1. 12

Left recursion has traditionally been a weak point for top down recursive descent parsers. While there has been a number of solutions, these have typically been complex to implement. I think there might be a simple solution to this problem (detailed here that may be applicable to a large class (all?) of context free grammars).

The idea is to statically compute the minimum length string that a grammar nonterminal requires for a successful parse (or the minimal length string that the grammar nonterminal can produce if it is turned into a producer). Then, we can bound the left recursion when the remaining string to parse falls short of the minimal length needed to complete new expansions.

I have provided a working implementation in Python here.
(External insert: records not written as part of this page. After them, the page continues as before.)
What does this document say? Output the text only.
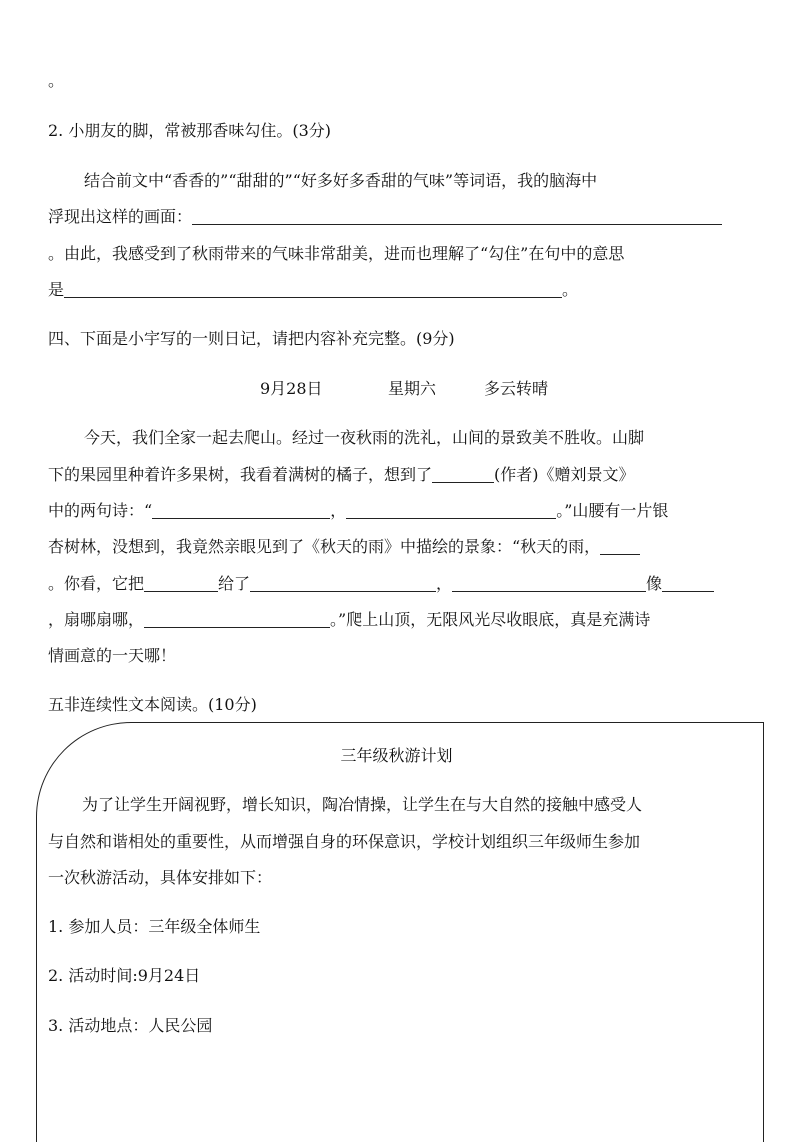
。
2. 小朋友的脚，常被那香味勾住。(3分)
结合前文中“香香的”“甜甜的”“好多好多香甜的气味”等词语，我的脑海中
浮现出这样的画面：
。由此，我感受到了秋雨带来的气味非常甜美，进而也理解了“勾住”在句中的意思
是	。
四、下面是小宇写的一则日记，请把内容补充完整。(9分)
9月28日	星期六	多云转晴
今天，我们全家一起去爬山。经过一夜秋雨的洗礼，山间的景致美不胜收。山脚
下的果园里种着许多果树，我看着满树的橘子，想到了	(作者)《赠刘景文》
中的两句诗：“	，	。”山腰有一片银
杏树林，没想到，我竟然亲眼见到了《秋天的雨》中描绘的景象：“秋天的雨，
。你看，它把	给了	，	像
，扇哪扇哪，	。”爬上山顶，无限风光尽收眼底，真是充满诗
情画意的一天哪！
五非连续性文本阅读。(10分)
三年级秋游计划
为了让学生开阔视野，增长知识，陶冶情操，让学生在与大自然的接触中感受人
与自然和谐相处的重要性，从而增强自身的环保意识，学校计划组织三年级师生参加
一次秋游活动，具体安排如下：
1. 参加人员：三年级全体师生
2. 活动时间:9月24日
3. 活动地点：人民公园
For the simplest implementation, scroll to the end, and look for the PEG (lite) parser.

An example left recursive grammar:

grammar = {
    "<start>": [ ["<E>"] ],
    "<E>": [
        ["<E>", "+", "<E>"],
        ["<E>", "-", "<E>"],
        ["<E>", "*", "<E>"],
        ["<E>", "/", "<E>"],
        ["(", "<E>", ")"],
    "<digits>": [["<digits>", "<digit>"], ["<digit>"]],
    "<digit>": [[str(i)] for i in string.digits]

Given the simplicity of the approach, and the attractiveness of recursive descent parsing, I am pretty sure that either it was noticed before (published elsewhere) or the approach has some problems I am overlooking (other than performance, which I ignore for now). Can any one tell me if this is already well known, or if there are problems with this approach?

Note: The context free parsers are only recognizers for now (doesn’t yet produce a parse tree).

  1. 2

    Interesting, so if you have a rule like

    A := A B

    Then when you try to parse an A, the program goes:

    1. I’m going to parse an A
    2. I’m going to parse an A, then a B
    3. I’m going to parse an A, then a B B
    4. I’m going to parse an A, then a B B B

    … 99. I’m going to parse an A, then a B B B … B, but any B B B … B is longer than my entire input, so fail.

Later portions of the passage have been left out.